Signed-off-by: Ben Browning <bbrownin@redhat.com>
---
 .spellcheck-en-custom.txt |  9 +++++++++
 CHANGELOG.md              | 17 +++++++++++++++++
 2 files changed, 26 insertions(+)
 create mode 100644 CHANGELOG.md

diff --git a/.spellcheck-en-custom.txt b/.spellcheck-en-custom.txt
index 0ed144c1..c06f114b 100644
--- a/.spellcheck-en-custom.txt
+++ b/.spellcheck-en-custom.txt
@@ -9,6 +9,8 @@ Dataset
 dataset
 datasets
 distractor
+Docling
+docling
 Eval
 eval
 FIXME
@@ -23,18 +25,25 @@ MCQ
 Merlinite
 Mixtral
 MMLU
+multiphase
 Ouput
 Pre
 pre
+precomputed
 Pregenerated
 qna
 quantized
 repo
 sdg
 Splitter
+subdirectory
 subfolder
 Tatsu
+Tesseract
+tokenizer
+tokenizers
 unchunked
+upsampled
 UUID
 vLLM
 yaml
diff --git a/CHANGELOG.md b/CHANGELOG.md
new file mode 100644
index 00000000..8f56e2c6
--- /dev/null
+++ b/CHANGELOG.md
@@ -0,0 +1,17 @@
+## v0.6.1
+
+### Fixes
+
+* Fixed a bug where generating data from a taxonomy with 2 or more changed knowledge leaf nodes would fail with a message about a destination path `already exists and is not an empty directory`
+
+## v0.6.0
+
+### Features
+
+* Small knowledge datasets will automatically get upsampled during final data mixing based on the length of any precomputed skills datasets used during data mixing. This avoids issues where very large precomputed skills datasets were swamping the comparatively minor number of knowledge samples, resulting in lower than optimal knowledge retention during multiphase training. If a large precomputed dataset isn't in use during mixing (which is how things operate by default), this change is a no-op.
+* When chunking PDF documents, we'll now look for the docling models on-disk in `$XDG_DATA_HOME/instructlab/sdg/models` (as well as `$XDG_DATA_DIRS` with the same `instructlab/sdg/models` subdirectory).

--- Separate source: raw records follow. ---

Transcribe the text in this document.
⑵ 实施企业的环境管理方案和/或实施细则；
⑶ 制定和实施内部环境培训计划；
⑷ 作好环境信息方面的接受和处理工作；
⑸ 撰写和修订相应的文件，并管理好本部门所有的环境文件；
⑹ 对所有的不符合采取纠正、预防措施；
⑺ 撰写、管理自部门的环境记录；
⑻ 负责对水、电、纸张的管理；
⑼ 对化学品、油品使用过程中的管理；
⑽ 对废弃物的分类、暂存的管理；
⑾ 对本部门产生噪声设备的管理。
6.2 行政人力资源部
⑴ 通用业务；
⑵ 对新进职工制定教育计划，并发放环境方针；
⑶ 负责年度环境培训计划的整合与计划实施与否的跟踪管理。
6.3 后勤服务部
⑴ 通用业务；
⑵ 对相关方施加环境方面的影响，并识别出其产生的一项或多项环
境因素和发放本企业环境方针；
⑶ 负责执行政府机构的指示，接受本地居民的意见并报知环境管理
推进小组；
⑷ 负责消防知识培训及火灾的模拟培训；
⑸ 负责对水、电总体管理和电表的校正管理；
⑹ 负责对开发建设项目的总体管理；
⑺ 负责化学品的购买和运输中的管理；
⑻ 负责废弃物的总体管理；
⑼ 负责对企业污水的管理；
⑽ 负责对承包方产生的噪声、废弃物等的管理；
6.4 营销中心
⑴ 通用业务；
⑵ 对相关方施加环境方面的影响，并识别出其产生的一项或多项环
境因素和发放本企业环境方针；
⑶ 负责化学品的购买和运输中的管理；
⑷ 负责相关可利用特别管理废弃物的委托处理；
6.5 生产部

If they are not found on disk, they'll automatically be downloaded from HuggingFace.
+* When chunking PDF documents with Docling, we'll automatically configure Docling to use `tesserocr` if a working implementation is found instead of relying on `easyocr`. We fallback to `easyocr` if Tesseract is not properly configured for use by `tesserocr`.
+
+### Breaking Changes
+
+* Teacher model tokenizers are loaded from the local teacher model on-disk and not downloaded automatically from HuggingFace. The typical workflows in use so far expect the teacher model to exist on-disk, and this enforces that at least its tokenizer exists.